1983, c. 42, a. 5; 1984, c. 36, a. 44; 1988, c. 41, a. 38.
6. Les membres du conseil d’administration désignent parmi eux un vice-président du conseil. En cas d’absence ou d’incapacité d’agir temporaire du président, le vice-président en exerce les fonctions.
1983, c. 42, a. 6.
7. Le président est nommé pour au plus cinq ans.
Les autres membres sont nommés pour au plus trois ans.
1983, c. 42, a. 7.
8. À la fin de leur mandat, les membres du conseil d’administration demeurent en fonction jusqu’à ce qu’ils soient remplacés ou nommés de nouveau.
Le mandat du président et des autres membres ne peut être renouvelé consécutivement qu’une fois.
1983, c. 42, a. 8.
9. Toute vacance survenant en cours de mandat est comblée selon le mode de nomination prévu à l’article 5.
Constitue une vacance l’absence à un nombre de réunions du conseil d’administration déterminé par le règlement de régie interne de l’Agence, dans les cas et circonstances qu’il indique.
1983, c. 42, a. 9.
10. Le président, qui exerce ses fonctions à plein temps, administre l’Agence et en dirige le personnel.
Le gouvernement fixe la rémunération, les avantages sociaux et les autres conditions de travail du président.
1983, c. 42, a. 10.
11. Les membres autres que le président ne sont pas rémunérés. Ils ont toutefois droit, dans la mesure prévue par règlement du gouvernement et sur présentation des pièces justificatives, à une allocation de présence et au remboursement des frais raisonnables engagés par eux dans l’exercice de leurs fonctions.
1983, c. 42, a. 11.
12. Le président ne peut, sous peine de déchéance de sa charge, avoir un intérêt direct ou indirect dans une entreprise qui met en conflit son intérêt personnel et celui de l’Agence.
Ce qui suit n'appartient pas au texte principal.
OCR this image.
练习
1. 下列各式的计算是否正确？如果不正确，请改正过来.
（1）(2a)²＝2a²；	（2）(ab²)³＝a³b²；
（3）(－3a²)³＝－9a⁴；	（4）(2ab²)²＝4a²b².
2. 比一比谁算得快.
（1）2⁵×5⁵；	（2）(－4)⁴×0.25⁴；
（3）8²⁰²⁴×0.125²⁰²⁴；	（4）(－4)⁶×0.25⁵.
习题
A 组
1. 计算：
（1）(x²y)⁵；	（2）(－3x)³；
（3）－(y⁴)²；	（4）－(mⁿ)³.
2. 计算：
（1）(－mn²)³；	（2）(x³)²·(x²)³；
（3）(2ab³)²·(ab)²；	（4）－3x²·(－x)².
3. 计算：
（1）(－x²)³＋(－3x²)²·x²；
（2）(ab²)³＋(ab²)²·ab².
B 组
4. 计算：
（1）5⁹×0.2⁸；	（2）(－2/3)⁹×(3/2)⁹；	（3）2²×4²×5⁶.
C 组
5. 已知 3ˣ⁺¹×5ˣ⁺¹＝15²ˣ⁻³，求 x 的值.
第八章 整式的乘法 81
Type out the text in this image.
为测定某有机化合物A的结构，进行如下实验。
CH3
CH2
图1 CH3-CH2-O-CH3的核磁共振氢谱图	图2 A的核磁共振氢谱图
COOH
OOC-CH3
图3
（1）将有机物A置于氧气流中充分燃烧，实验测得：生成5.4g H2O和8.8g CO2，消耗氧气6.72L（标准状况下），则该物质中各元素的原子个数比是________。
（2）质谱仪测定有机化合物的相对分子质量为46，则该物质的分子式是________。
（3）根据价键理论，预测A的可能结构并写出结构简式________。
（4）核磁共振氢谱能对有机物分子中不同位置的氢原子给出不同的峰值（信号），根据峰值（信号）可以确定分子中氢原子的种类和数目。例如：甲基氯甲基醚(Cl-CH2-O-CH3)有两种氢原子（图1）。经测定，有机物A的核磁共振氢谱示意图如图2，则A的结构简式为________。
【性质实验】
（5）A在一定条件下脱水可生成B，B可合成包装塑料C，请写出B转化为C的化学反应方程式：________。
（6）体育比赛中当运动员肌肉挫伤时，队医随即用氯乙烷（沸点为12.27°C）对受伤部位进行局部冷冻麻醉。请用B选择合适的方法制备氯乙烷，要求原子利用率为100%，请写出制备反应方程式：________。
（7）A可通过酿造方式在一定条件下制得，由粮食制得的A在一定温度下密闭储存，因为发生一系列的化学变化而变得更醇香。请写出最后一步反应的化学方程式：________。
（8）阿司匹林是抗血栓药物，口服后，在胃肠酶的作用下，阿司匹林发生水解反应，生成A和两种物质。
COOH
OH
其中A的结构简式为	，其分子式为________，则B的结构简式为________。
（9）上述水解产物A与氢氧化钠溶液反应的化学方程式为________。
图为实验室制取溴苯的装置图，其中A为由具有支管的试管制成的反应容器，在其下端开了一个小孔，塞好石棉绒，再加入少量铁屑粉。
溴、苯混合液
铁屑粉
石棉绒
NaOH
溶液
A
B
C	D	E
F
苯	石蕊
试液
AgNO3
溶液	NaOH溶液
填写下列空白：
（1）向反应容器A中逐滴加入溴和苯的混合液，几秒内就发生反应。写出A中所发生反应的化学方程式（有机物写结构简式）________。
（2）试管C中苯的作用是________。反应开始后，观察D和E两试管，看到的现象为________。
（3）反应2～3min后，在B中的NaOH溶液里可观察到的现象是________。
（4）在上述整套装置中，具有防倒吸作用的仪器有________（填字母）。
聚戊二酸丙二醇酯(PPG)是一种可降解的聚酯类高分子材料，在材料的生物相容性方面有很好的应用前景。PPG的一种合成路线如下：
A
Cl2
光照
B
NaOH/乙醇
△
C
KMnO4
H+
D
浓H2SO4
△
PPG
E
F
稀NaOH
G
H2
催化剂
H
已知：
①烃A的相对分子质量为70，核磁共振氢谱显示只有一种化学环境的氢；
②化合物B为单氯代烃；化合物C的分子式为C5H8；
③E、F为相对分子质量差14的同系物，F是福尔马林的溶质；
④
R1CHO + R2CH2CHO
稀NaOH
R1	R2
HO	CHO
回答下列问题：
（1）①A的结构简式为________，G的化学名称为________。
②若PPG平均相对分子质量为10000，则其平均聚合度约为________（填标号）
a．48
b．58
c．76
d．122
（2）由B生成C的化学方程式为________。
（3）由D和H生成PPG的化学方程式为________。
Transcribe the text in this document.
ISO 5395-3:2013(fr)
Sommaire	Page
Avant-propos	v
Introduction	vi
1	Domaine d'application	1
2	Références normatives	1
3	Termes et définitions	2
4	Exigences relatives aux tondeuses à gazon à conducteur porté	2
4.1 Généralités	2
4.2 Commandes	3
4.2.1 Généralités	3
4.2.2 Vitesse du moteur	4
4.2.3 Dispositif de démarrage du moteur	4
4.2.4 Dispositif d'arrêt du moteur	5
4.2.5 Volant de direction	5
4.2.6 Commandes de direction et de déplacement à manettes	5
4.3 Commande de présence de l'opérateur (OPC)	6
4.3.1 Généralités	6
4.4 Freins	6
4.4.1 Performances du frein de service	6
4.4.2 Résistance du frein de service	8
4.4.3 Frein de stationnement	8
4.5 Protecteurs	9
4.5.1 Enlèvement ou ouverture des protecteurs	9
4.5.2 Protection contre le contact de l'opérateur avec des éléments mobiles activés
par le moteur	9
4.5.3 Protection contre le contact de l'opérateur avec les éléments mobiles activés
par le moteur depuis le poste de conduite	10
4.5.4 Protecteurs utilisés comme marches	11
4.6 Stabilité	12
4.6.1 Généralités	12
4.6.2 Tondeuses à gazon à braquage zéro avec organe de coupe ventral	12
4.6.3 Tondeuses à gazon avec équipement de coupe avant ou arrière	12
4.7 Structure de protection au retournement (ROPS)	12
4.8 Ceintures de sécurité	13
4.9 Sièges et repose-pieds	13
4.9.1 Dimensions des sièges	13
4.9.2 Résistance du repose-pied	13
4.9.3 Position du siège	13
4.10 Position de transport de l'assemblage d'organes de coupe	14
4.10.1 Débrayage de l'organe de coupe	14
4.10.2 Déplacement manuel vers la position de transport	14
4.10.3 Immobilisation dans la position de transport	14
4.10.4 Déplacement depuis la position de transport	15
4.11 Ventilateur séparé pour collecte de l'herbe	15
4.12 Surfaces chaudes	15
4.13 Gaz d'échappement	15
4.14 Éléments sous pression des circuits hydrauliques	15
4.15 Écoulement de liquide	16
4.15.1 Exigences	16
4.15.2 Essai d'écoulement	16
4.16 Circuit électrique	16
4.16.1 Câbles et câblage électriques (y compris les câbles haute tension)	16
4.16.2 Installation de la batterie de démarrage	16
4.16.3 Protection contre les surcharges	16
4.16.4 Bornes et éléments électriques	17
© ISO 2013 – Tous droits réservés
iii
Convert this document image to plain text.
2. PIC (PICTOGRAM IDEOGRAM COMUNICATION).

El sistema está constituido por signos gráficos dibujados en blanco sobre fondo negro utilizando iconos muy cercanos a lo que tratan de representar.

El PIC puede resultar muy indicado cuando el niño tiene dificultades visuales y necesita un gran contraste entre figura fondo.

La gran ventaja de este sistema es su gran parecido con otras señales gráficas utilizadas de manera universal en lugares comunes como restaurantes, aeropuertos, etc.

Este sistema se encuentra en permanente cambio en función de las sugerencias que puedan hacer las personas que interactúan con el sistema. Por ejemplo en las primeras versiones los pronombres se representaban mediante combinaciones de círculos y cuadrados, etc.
Toutefois, cette déchéance n’a pas lieu si un tel intérêt lui échoit par succession ou par donation, à condition qu’il y renonce ou en dispose avec diligence.
Tout autre membre du conseil d’administration ayant un intérêt dans une telle entreprise doit, sous peine de déchéance de sa charge, le révéler par écrit au président et s’abstenir de participer à toute délibération et à toute décision concernant cette entreprise.
1983, c. 42, a. 12.
13. L’Agence peut établir des bureaux aux endroits qu’elle détermine et tenir ses séances à tout endroit au Québec.
Le quorum aux séances du conseil d’administration est d’au moins la moitié des membres.
En cas de partage, le président a voix prépondérante.
1983, c. 42, a. 13.
14. Une décision du conseil d’administration signée par tous les membres a la même valeur que si elle avait été prise en séance ordinaire.
1983, c. 42, a. 14.
15. Le secrétaire et les autres membres du personnel de l’Agence sont nommés et rémunérés selon les effectifs, normes et barèmes établis par règlement de l’Agence.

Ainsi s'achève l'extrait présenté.